È stata forse la comunicazione di Cosa Nostra più forte degli ultimi vent’anni, ma se non hai gli strumenti per capirlo può sembrare una banale intervista.

Secondo Saviano Riina junior ha voluto comunicare alla magistratura che i vecchi vertici dell’organizzazione criminale si oppongono al regime del 41 bis ma non si pentono, a differenza della nuova dirigenza di Cosa Nostra. Un altro messaggio che si evincerebbe dall’intervento di Salvo Riina a Porta a Porta è rivolto a Matteo Messina Denaro e ai nuovi vertici per chiedere di non riversare le colpe sulle famiglie. Salvo Riina per Saviano intende dissociarsi usando il modello dei terroristi politici:

Il messaggio a Denaro e a tutte le famiglie è di non osare intervenire in questo scambio, prima culturale e poi giuridico con lo Stato. Salvo Riina ha fatto capire che la vecchia mafia, con i codici e le regole di una volta, non esiste più. Ma rivendica che la loro era la vera mafia.

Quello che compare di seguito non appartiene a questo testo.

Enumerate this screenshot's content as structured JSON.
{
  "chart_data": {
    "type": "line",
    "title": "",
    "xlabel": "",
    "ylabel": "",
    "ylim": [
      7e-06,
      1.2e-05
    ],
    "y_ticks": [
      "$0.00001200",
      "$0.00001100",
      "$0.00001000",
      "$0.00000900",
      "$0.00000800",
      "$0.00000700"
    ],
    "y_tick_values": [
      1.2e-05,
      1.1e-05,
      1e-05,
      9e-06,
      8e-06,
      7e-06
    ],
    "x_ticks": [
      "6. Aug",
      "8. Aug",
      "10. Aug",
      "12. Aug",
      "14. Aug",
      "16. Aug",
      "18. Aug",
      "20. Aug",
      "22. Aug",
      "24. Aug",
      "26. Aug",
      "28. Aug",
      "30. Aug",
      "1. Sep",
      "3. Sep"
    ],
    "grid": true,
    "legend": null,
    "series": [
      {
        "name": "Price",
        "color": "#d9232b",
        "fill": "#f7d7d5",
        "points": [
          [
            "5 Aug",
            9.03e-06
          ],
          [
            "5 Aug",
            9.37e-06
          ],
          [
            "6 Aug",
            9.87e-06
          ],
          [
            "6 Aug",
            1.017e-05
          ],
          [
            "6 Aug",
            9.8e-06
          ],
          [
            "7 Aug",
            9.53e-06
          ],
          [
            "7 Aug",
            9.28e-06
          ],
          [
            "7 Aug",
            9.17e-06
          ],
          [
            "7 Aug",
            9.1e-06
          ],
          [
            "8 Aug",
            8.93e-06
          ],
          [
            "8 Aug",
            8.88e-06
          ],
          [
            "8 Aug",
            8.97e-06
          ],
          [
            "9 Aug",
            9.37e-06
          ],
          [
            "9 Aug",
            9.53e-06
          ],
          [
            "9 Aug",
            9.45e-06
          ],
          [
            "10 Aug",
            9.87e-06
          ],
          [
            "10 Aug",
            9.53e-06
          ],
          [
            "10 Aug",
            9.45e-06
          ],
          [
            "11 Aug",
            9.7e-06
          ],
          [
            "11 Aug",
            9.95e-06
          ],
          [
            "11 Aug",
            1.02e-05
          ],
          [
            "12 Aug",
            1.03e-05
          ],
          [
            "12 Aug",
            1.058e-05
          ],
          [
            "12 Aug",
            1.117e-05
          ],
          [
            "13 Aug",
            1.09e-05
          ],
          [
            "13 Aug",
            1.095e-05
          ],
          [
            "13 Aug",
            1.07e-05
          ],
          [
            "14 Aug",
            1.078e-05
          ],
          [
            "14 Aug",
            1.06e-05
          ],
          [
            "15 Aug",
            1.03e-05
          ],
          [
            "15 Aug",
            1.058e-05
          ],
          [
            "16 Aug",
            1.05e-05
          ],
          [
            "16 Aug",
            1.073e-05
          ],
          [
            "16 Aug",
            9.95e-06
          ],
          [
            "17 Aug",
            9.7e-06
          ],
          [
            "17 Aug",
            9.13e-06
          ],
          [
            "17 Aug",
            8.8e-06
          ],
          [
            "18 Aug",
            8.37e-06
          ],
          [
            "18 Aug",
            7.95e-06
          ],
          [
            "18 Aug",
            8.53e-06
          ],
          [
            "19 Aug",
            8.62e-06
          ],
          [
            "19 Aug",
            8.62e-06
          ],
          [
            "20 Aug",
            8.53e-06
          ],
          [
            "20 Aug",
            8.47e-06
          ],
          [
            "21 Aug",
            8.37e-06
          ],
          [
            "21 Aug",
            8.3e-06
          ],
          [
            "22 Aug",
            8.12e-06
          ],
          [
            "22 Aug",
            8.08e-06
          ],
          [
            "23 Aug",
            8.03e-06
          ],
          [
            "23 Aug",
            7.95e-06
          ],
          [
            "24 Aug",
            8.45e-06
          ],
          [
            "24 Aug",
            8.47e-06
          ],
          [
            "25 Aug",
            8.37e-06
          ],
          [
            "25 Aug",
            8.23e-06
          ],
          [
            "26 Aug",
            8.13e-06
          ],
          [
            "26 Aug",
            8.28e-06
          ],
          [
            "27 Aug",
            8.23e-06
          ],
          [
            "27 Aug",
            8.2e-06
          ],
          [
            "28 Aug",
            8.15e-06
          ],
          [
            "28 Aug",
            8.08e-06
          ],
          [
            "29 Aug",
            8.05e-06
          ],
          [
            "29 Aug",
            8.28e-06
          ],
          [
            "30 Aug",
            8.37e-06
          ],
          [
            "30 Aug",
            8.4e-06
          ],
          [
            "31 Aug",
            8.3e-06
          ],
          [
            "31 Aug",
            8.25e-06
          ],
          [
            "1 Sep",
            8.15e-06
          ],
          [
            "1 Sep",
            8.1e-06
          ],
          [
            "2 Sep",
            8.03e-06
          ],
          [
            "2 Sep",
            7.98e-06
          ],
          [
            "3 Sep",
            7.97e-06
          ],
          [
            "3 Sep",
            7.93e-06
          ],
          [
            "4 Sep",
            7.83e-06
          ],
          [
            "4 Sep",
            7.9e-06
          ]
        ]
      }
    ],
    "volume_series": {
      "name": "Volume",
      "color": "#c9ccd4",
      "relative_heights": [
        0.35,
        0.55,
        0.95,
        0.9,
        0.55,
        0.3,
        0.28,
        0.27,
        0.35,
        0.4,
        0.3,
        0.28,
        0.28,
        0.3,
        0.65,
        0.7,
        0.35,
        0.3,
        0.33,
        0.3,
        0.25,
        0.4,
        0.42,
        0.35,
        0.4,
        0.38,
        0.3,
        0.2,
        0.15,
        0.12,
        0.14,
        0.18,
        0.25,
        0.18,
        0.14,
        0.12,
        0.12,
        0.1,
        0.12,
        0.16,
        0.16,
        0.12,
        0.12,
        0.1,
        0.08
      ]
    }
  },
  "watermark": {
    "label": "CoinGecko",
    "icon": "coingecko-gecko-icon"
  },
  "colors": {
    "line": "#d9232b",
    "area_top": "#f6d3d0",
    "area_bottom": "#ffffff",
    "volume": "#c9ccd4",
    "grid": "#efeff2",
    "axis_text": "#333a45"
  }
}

Saviano: Stato debole non comprende messaggi della mafia

Saviano si è detto allarmato dalla difficoltà di comprensione del messaggio e dalla conquista di uno spazio mediatico così importante da parte delle organizzazioni criminali:

Nel momento in cui l’attenzione sulla mafia è praticamente zero i mafiosi vedono che c’è lo spazio per dire queste cose. Non bastano gli arresti e i proclami per combattere le mafie: la lotta alla mafia è fatta di conoscenza e di sapienza, e il rischio di uno Stato debole è non comprendere. La mafia sta parlando e la cosa più grave è che non è stata capita.